Many years ago, while sea-kayaking on our own, Carol and I camped at the very Pederson Lagoon backcountry campsite mentioned in the news release. Yikes! I even remember using the bear-proof food storage box mentioned. I’m glad we weren’t there when the recent landslide and resulting tsunami happened. Unlike the other day, our time there was peaceful and pleasant, and we spent several blue-sky days exploring Pederson Lagoon and the surrounding area of Aialik Bay.
Reading about the tsunami and thinking about that trip reminds me of notable things about that adventure. To reach the backcountry area, we had to be dropped off in a ‘water taxi’ (an approx. 25 ft. aluminum boat with a small cabin), which we had to take into the notorious Gulf of Alaska to reach Aialik Bay, located inside the park. What a ride that was! I swear we spent more time in the air than in the water as the boat SLAMMED back onto the water after going airborne with each wave during the hour-long ride. Without question, this was the roughest water I’ve ever been in. I know the captain’s dog didn’t think much of it. The dog REALLY was in the air more than not as it flew into the air. The boat should have had seat belts. I don’t know how we made the trip without hitting our heads on the boat’s cabin roof as we flew off our seats with each wave.
Kayakers are dwarfed by the massive Holgate Glacier on the Holgate Arm of Bay in Kenai Fjords National Park in Alaska.
Five days later, we almost couldn’t be picked up when it was time to leave. The nearby Holgate Glacier in the bay where we were now camping (pictured above on a nicer day) calved a bazillion small chunks of ice, filling the normally clear bay with ice. So much so that it looked like you could walk across it. After confirming with the boat’s captain on my small marine radio that he could make it through the ice, the small boat very slowly made its way to us. It looked like it was a mini icebreaker ship. The sound of the ice scratching the hull was nerve-wracking and made your hair stand up, much like the scratching of a chalkboard in elementary school.

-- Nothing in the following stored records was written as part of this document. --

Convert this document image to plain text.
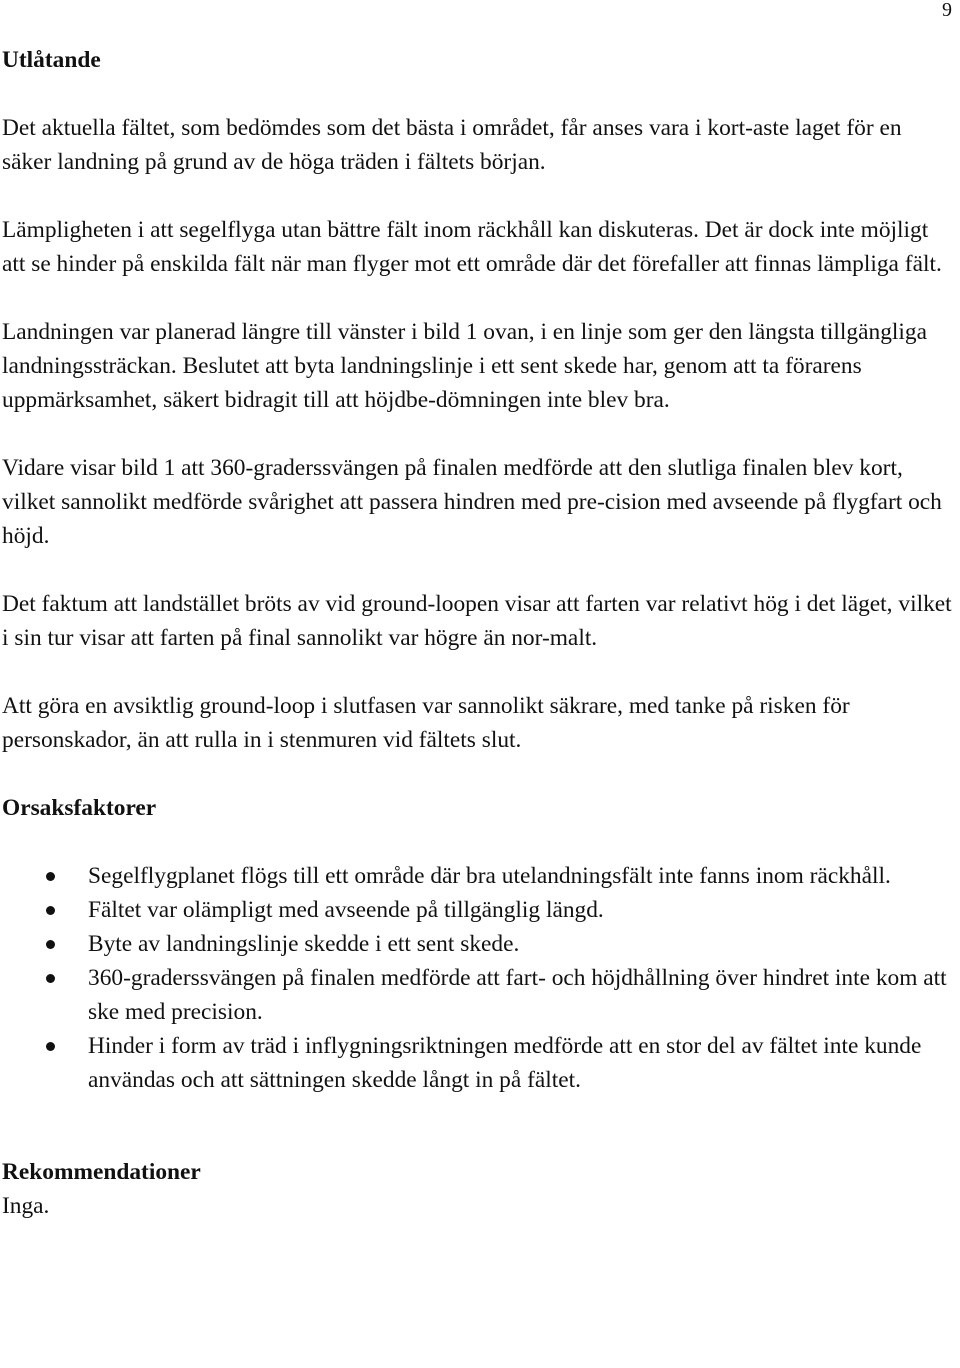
9
Utlåtande

Det aktuella fältet, som bedömdes som det bästa i området, får anses vara i kort-aste laget för en säker landning på grund av de höga träden i fältets början.

Lämpligheten i att segelflyga utan bättre fält inom räckhåll kan diskuteras. Det är dock inte möjligt att se hinder på enskilda fält när man flyger mot ett område där det förefaller att finnas lämpliga fält.

Landningen var planerad längre till vänster i bild 1 ovan, i en linje som ger den längsta tillgängliga landningssträckan. Beslutet att byta landningslinje i ett sent skede har, genom att ta förarens uppmärksamhet, säkert bidragit till att höjdbe-dömningen inte blev bra.

Vidare visar bild 1 att 360-graderssvängen på finalen medförde att den slutliga finalen blev kort, vilket sannolikt medförde svårighet att passera hindren med pre-cision med avseende på flygfart och höjd.

Det faktum att landstället bröts av vid ground-loopen visar att farten var relativt hög i det läget, vilket i sin tur visar att farten på final sannolikt var högre än nor-malt.

Att göra en avsiktlig ground-loop i slutfasen var sannolikt säkrare, med tanke på risken för personskador, än att rulla in i stenmuren vid fältets slut.

Orsaksfaktorer
Segelflygplanet flögs till ett område där bra utelandningsfält inte fanns inom räckhåll.
Fältet var olämpligt med avseende på tillgänglig längd.
Byte av landningslinje skedde i ett sent skede.
360-graderssvängen på finalen medförde att fart- och höjdhållning över hindret inte kom att ske med precision.
Hinder i form av träd i inflygningsriktningen medförde att en stor del av fältet inte kunde användas och att sättningen skedde långt in på fältet.
Rekommendationer

Inga.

Now, back to the recent news release about the recent landslide-triggered tsunami. That also reminds me of a similar but more deadly event. While the Pederson Lagoon landslide-generated tsunami was serious, it can’t compare to the world’s largest tsunami ever recorded. That occurred at Glacier Bay National Park in Alaska. That’s the national park where most of Carol’s and my sea-kayaking has taken place in more recent years. In 1958, a landslide in the park’s Lituya Bay generated a tsunami that was given the special classification of a megatsunami. The sudden water displacement from that landslide washed away trees 1,719 feet above sea level. That’s one hell of a wave (for comparison, the St. Louis Gateway Arch is a mere 630 feet tall).
These landslide-generated tsunamis are always in the back of my mind when sea-kayaking in Alaska.